Let’s borrow a term from economics. Do you tend towards looking at your finances in a macro (big picture) or a micro (bottom up) way?
In other words, do you just worry about the direction of your assets and overall numbers, or do you look at every little expense separately?
Characteristics of “Micro Money”
I’m calling the people who thinks from the bottoms up “Micro Money”, which I believe I am. While I have a budget and look at the final overall number, I tend to think of every expense as a separate entity instead of having a budget for every spending category.
I’m pretty frugal, and my conservative nature helps my financial picture take care of itself. But this can be dangerous. If I don’t keep a tight standard of “appropriate spending”, my expenses can balloon, and lifestyle inflation can easily creep into my life.
Micro Money seems to work best for people who are frugal, disciplined and like saving money rather than spending it. This method isn’t so hot if you can’t control your emotions or if you love buying.
I know the saving money rather than spending part sounds funny, but I actually like accumulating dollars rather than stuff.
Characteristics of “Macro Money”
Macro Money is the way companies handle their finances. Due to many levels of management and countless needs and ways to spend money, it is impossible for one person, or one management team to analyze every expense before it’s approved. That’s why businesses have meetings and decide on a budget, which is then used to determine what type of spending is or isn’t possible for the coming year.

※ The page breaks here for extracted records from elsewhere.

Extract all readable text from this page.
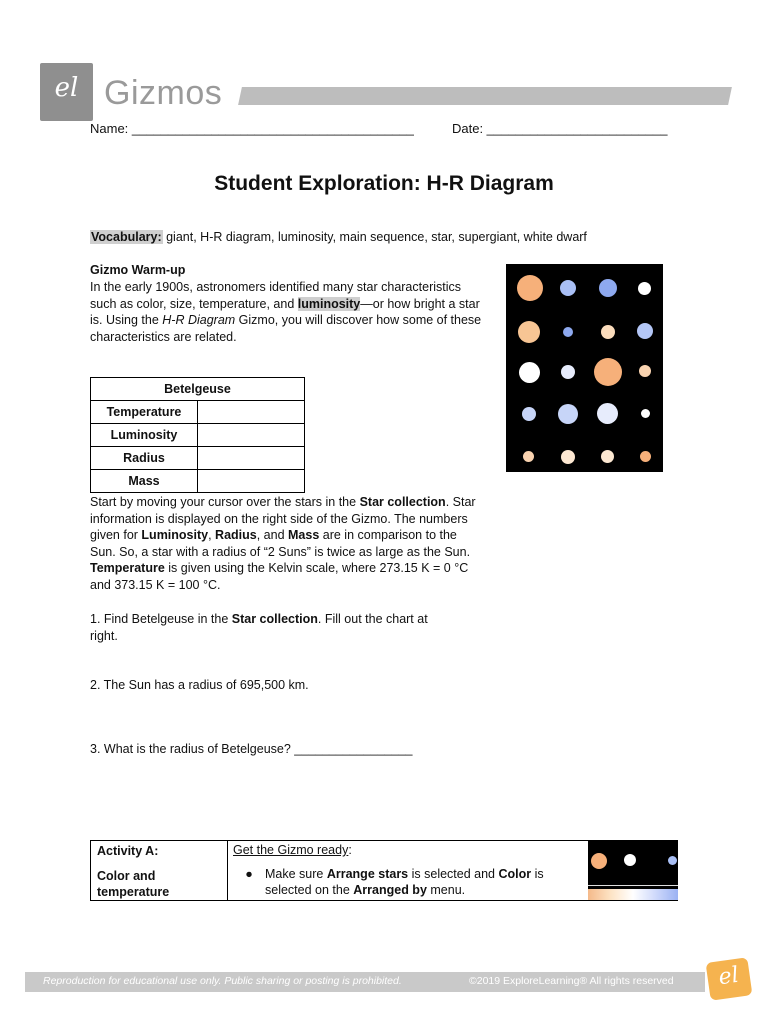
el Gizmos
Name: _______________________________________	Date: _________________________
Student Exploration: H-R Diagram
Vocabulary: giant, H-R diagram, luminosity, main sequence, star, supergiant, white dwarf
Gizmo Warm-up
In the early 1900s, astronomers identified many star characteristics such as color, size, temperature, and luminosity—or how bright a star is. Using the H-R Diagram Gizmo, you will discover how some of these characteristics are related.
Betelgeuse	
Temperature	
Luminosity	
Radius	
Mass	
Start by moving your cursor over the stars in the Star collection. Star information is displayed on the right side of the Gizmo. The numbers given for Luminosity, Radius, and Mass are in comparison to the Sun. So, a star with a radius of “2 Suns” is twice as large as the Sun. Temperature is given using the Kelvin scale, where 273.15 K = 0 °C and 373.15 K = 100 °C.
1. Find Betelgeuse in the Star collection. Fill out the chart at right.
2. The Sun has a radius of 695,500 km.
3. What is the radius of Betelgeuse? _________________
Activity A:
Color and temperature
Get the Gizmo ready:
● Make sure Arrange stars is selected and Color is selected on the Arranged by menu.
Reproduction for educational use only. Public sharing or posting is prohibited.	©2019 ExploreLearning® All rights reserved	el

Many individuals follow this method too. They setup categories and then try to put a limit on each for a certain period (usually monthly). They then just spend away until they hit their limits. When successful, the overall result will be positive by definition.

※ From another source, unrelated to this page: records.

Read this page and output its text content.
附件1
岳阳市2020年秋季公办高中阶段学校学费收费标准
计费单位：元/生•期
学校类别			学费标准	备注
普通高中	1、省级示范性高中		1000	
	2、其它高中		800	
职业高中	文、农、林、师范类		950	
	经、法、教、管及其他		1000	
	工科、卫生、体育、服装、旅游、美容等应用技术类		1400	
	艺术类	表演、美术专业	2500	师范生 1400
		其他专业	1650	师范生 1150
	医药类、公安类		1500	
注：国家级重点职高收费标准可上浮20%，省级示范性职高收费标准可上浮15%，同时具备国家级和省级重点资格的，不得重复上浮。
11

There are two main disadvantages with this though.
1. Flexibility – While this helps those who aren’t disciplined because it’s much easier to think of a total then to control every expense, this formula breaks down when you need to purchase a big ticket item. What if your car breaks down and you need to buy a new one? I’m pretty sure no one is going to set a monthly schedule of $10,000 on car expenses. Having an exception seems to be the only solution, but what’s the point of rules when there are tons of patches?
2. Encouragement of Spending Close to the Limit – Setting limits urges us to spend close to maximum. Let’s say you put a limit of $500 on each category a month. If you still haven’t spend a dime on entertainment and it’s already the 18th of the month, it will likely push you to go out to the movies.

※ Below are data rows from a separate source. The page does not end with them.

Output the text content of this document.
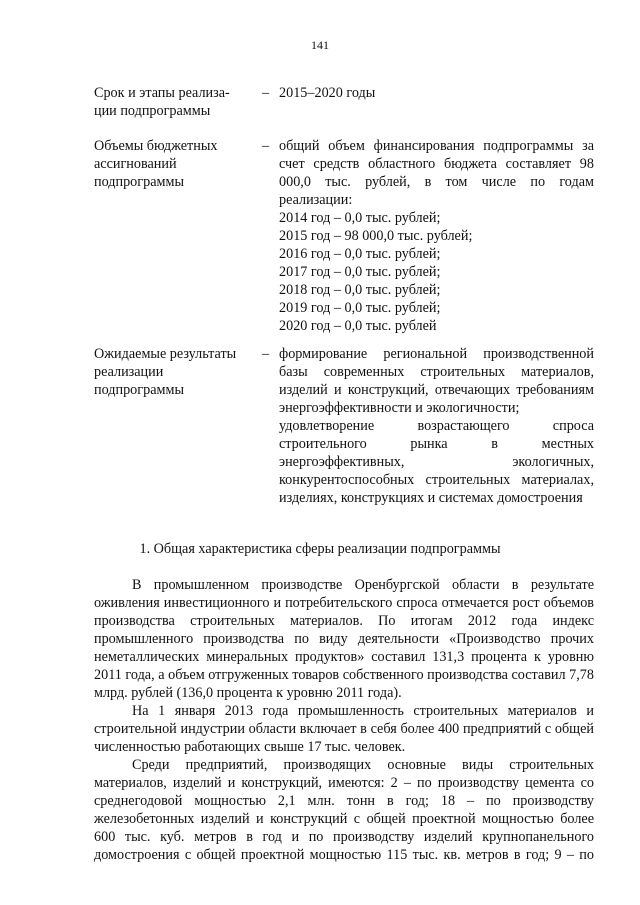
141
Срок и этапы реализа-
ции подпрограммы
– 2015–2020 годы
Объемы бюджетных
ассигнований
подпрограммы
– общий объем финансирования подпрограммы за счет средств областного бюджета составляет 98 000,0 тыс. рублей, в том числе по годам реализации:

2014 год – 0,0 тыс. рублей;
2015 год – 98 000,0 тыс. рублей;
2016 год – 0,0 тыс. рублей;
2017 год – 0,0 тыс. рублей;
2018 год – 0,0 тыс. рублей;
2019 год – 0,0 тыс. рублей;
2020 год – 0,0 тыс. рублей
Ожидаемые результаты
реализации
подпрограммы
– формирование региональной производственной базы современных строительных материалов, изделий и конструкций, отвечающих требованиям энергоэффективности и экологичности;

удовлетворение возрастающего спроса строительного рынка в местных энергоэффективных, экологичных, конкурентоспособных строительных материалах, изделиях, конструкциях и системах домостроения

1. Общая характеристика сферы реализации подпрограммы

В промышленном производстве Оренбургской области в результате оживления инвестиционного и потребительского спроса отмечается рост объемов производства строительных материалов. По итогам 2012 года индекс промышленного производства по виду деятельности «Производство прочих неметаллических минеральных продуктов» составил 131,3 процента к уровню 2011 года, а объем отгруженных товаров собственного производства составил 7,78 млрд. рублей (136,0 процента к уровню 2011 года).

На 1 января 2013 года промышленность строительных материалов и строительной индустрии области включает в себя более 400 предприятий с общей численностью работающих свыше 17 тыс. человек.

Среди предприятий, производящих основные виды строительных материалов, изделий и конструкций, имеются: 2 – по производству цемента со среднегодовой мощностью 2,1 млн. тонн в год; 18 – по производству железобетонных изделий и конструкций с общей проектной мощностью более 600 тыс. куб. метров в год и по производству изделий крупнопанельного домостроения с общей проектной мощностью 115 тыс. кв. метров в год; 9 – по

But then there are also positives. As mentioned, those who are more emotional with their spending will have much better success with a limit. Setting up the limits when you have a cool head and have all the numbers in front of you is much easier than trying to conserve every time you want to pull out your credit card.
I do a little of this too, like tracking my progress through a budget and a tally of my net worth. However, I don’t set category limits. Instead, I justify every expense and spend accordingly. This means that I will often spend quite a bit on a category in one month and at other times nothing at all.
It works for me, but it may or may not work for you. So, are you Macro Money or Micro Money? I assume everyone does a little bit of both, but which is your predominant side? Bottoms up or top down?